In 2015, Massie was the only lawmaker in the House who did not take a side in the Iran nuclear agreement — he instead voted present.
McMurtry also cited other foreign policy votes where he believes Massie is out of step. “I saw that he voted against the resolution to support the freedom fighters in Hong Kong,” he said. “And then shortly after that, there was another bill to make a resolution against China with regard to their treatment of the Uighur Muslims. I just thought that that was just unconscionable. So I went on social media, and I basically said, ‘This is not acceptable. You have to have somebody better.’ After I did that, people started to send me messages and said, ‘Well, why don’t you run?’ And the next thing I knew, I was running.”

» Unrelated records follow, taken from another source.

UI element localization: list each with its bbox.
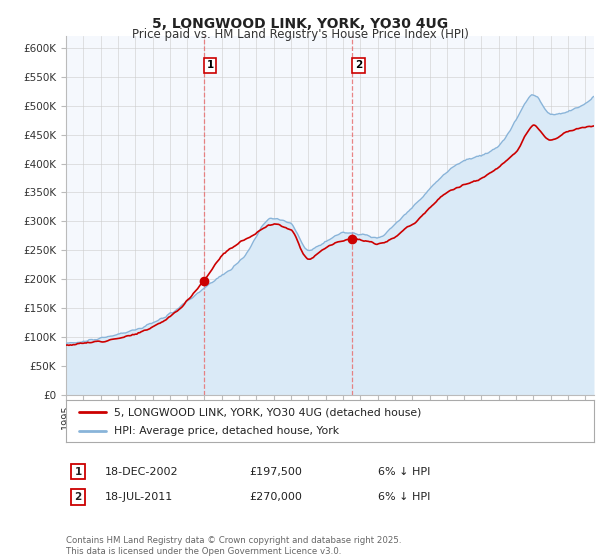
Text: 2: 2	[355, 60, 362, 71]
Text: £270,000: £270,000	[249, 492, 302, 502]
Text: Price paid vs. HM Land Registry's House Price Index (HPI): Price paid vs. HM Land Registry's House …	[131, 28, 469, 41]
Text: 6% ↓ HPI: 6% ↓ HPI	[378, 466, 430, 477]
Text: 5, LONGWOOD LINK, YORK, YO30 4UG: 5, LONGWOOD LINK, YORK, YO30 4UG	[152, 17, 448, 31]
Text: 18-DEC-2002: 18-DEC-2002	[105, 466, 179, 477]
Text: 18-JUL-2011: 18-JUL-2011	[105, 492, 173, 502]
Text: Contains HM Land Registry data © Crown copyright and database right 2025.
This d: Contains HM Land Registry data © Crown c…	[66, 536, 401, 556]
Text: HPI: Average price, detached house, York: HPI: Average price, detached house, York	[113, 426, 338, 436]
Text: 1: 1	[206, 60, 214, 71]
Text: 1: 1	[74, 466, 82, 477]
Text: £197,500: £197,500	[249, 466, 302, 477]
Text: 2: 2	[74, 492, 82, 502]
Text: 5, LONGWOOD LINK, YORK, YO30 4UG (detached house): 5, LONGWOOD LINK, YORK, YO30 4UG (detach…	[113, 407, 421, 417]
Text: 6% ↓ HPI: 6% ↓ HPI	[378, 492, 430, 502]
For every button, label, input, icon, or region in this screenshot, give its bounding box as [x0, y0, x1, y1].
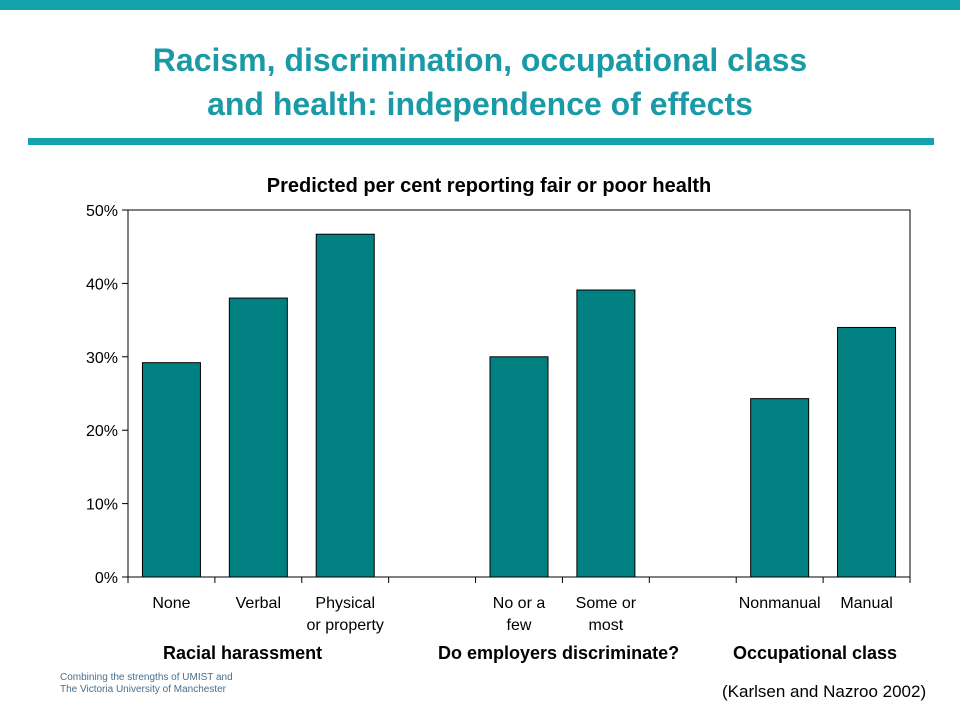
y-tick-label: 10% [86, 497, 118, 514]
institution-note: Combining the strengths of UMIST and The… [60, 672, 233, 696]
x-tick-label: Manual [840, 595, 892, 612]
group-label-employers-discriminate: Do employers discriminate? [438, 643, 680, 663]
x-tick-label: Some or [576, 595, 637, 612]
title-divider [28, 138, 934, 145]
chart-title: Predicted per cent reporting fair or poo… [267, 175, 712, 197]
bar [315, 233, 375, 578]
slide-title: Racism, discrimination, occupational cla… [0, 38, 960, 126]
top-accent-bar [0, 0, 960, 10]
slide-title-line-2: and health: independence of effects [207, 86, 753, 122]
group-label-racial-harassment: Racial harassment [163, 643, 323, 663]
bar-chart: Predicted per cent reporting fair or poo… [86, 175, 911, 634]
slide-title-line-1: Racism, discrimination, occupational cla… [152, 42, 808, 78]
bar [750, 398, 810, 578]
x-tick-label: Verbal [236, 595, 281, 612]
bar [576, 289, 636, 578]
bar [489, 356, 549, 578]
bar [837, 326, 897, 578]
y-tick-label: 20% [86, 423, 118, 440]
y-tick-label: 30% [86, 350, 118, 367]
group-label-occupational-class: Occupational class [733, 643, 898, 663]
institution-note-line-2: The Victoria University of Manchester [60, 684, 226, 695]
citation: (Karlsen and Nazroo 2002) [722, 682, 927, 701]
x-tick-label: Physical [315, 595, 375, 612]
x-tick-label: most [589, 617, 624, 634]
x-tick-label: No or a [493, 595, 546, 612]
x-tick-label: or property [307, 617, 384, 634]
x-tick-label: Nonmanual [739, 595, 821, 612]
bar [141, 362, 201, 578]
x-tick-label: None [152, 595, 190, 612]
x-tick-label: few [507, 617, 532, 634]
y-tick-label: 50% [86, 203, 118, 220]
y-tick-label: 0% [95, 570, 118, 587]
bar [228, 297, 288, 578]
y-tick-label: 40% [86, 276, 118, 293]
institution-note-line-1: Combining the strengths of UMIST and [60, 672, 233, 683]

McMurtry, a former city councilman and city attorney from Fort Wright, gained local fame more recently when he represented Covington Catholic High School student Nicholas Sandmann in his lawsuits against several network and cable news outlets.
“I’ve brokered some pretty big deals over the years that are of valuable public interest,” he told me. “In other words, things that have improved the community by being able to negotiate and make legal, complex, real estate, and other types of deals.”
McMurtry described his district as quiet amid the quarantine, on the edge of economic peril, and ill-served by Massie’s opposition to the relief package. “All these people are out of a job, and he’s playing with the rules of procedure in the House, trying to delay them getting much-needed support from the government,” McMurtry said. “And as usual — I don’t know what the exact phrase is — ‘don’t let the perfect be the enemy of the good.’ If it’s not perfect, he’s not for it, so nothing ever gets done in his way of doing things, and that is unacceptable to me.”
Disclosure: McMurtry is a client of Brad Todd, who co-authored The Great Revolt with Salena Zito.